Microsoft has officially acknowledged a critical zero-day vulnerability in Microsoft Defender, publicly dubbed “RoguePlanet,” and confirmed it is actively developing a security patch to address the flaw.
Tracked as CVE-2026-50656, the vulnerability was formally published on June 16, 2026, by the Microsoft Security Response Center (MSRC) and carries a CVSS score of 7.8 (Important) under the CVSS 3.1 scoring framework.
The flaw is classified as an Elevation of Privilege (EoP) vulnerability rooted in CWE-59: Improper Link Resolution Before File Access (‘Link Following’), affecting the Microsoft Malware Protection Engine, the core scanning component embedded in Microsoft Defender.

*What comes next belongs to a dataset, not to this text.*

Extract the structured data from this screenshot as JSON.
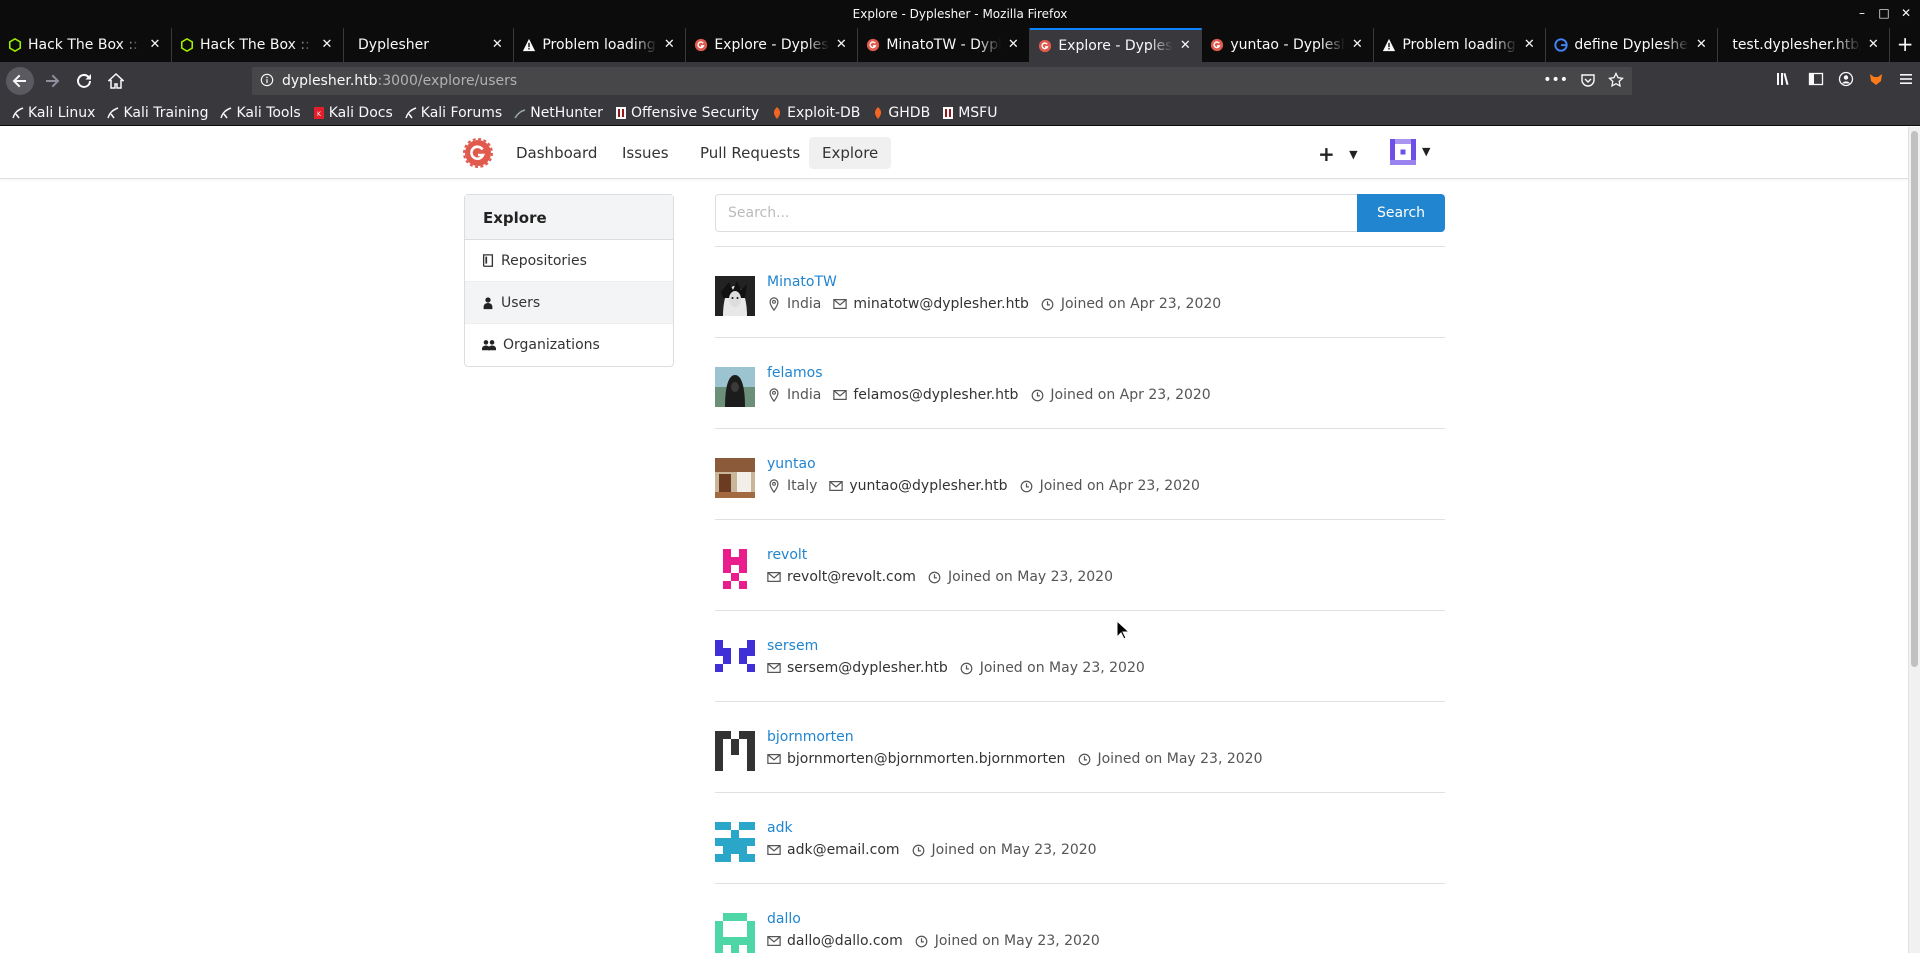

The CVSS vector string reflects a locally exploitable flaw requiring only low privileges and no user interaction, with high impact across confidentiality, integrity, and availability. Notably, the Remediation Level is listed as Unavailable, and the Exploit Code Maturity is rated Functional, confirming that a working public proof-of-concept (PoC) exists.
RoguePlanet was first released on June 10, 2026, just hours after Microsoft concluded its June 2026 Patch Tuesday rollout by a security researcher operating under the aliases Nightmare Eclipse and Chaotic Eclipse.
The exploit targets a Time-of-Check to Time-of-Use (TOCTOU) race condition within Defender’s real-time scanning engine, exploiting the brief timing window between when Defender verifies a file path and when it acts on it. When successfully triggered, the exploit spawns a Windows command prompt running as NT AUTHORITYSYSTEM the highest privilege level on a Windows machine.
The vulnerability affects fully patched Windows 10 and Windows 11 systems, including those running the June 2026 cumulative update KB5094126. Cybersecurity firm ThreatLocker independently reproduced the exploit and confirmed its viability on fully patched Windows 11 systems.
In a particularly alarming update, Nightmare Eclipse revealed that the PoC works regardless of whether Defender’s Real-Time Protection is enabled or disabled and may even function in passive mode. The exploit’s reliability varies by machine due to its race-condition nature, but the researcher expressed confidence that it can be refined to achieve consistent success rates.
Attempts by the security community to detect or block the PoC through signatures have proven largely ineffective, as minor modifications to the PoC can bypass mitigations entirely.
Microsoft has rated this vulnerability “Exploitation More Likely” on its Exploitability Index, with public disclosure confirmed and the vulnerability not yet observed being exploited in the wild. The vendor stated: “We are working to provide a high quality security update that addresses this vulnerability.”
Microsoft has not yet announced a specific patch release date, and the CVE advisory will be updated once the security update becomes available.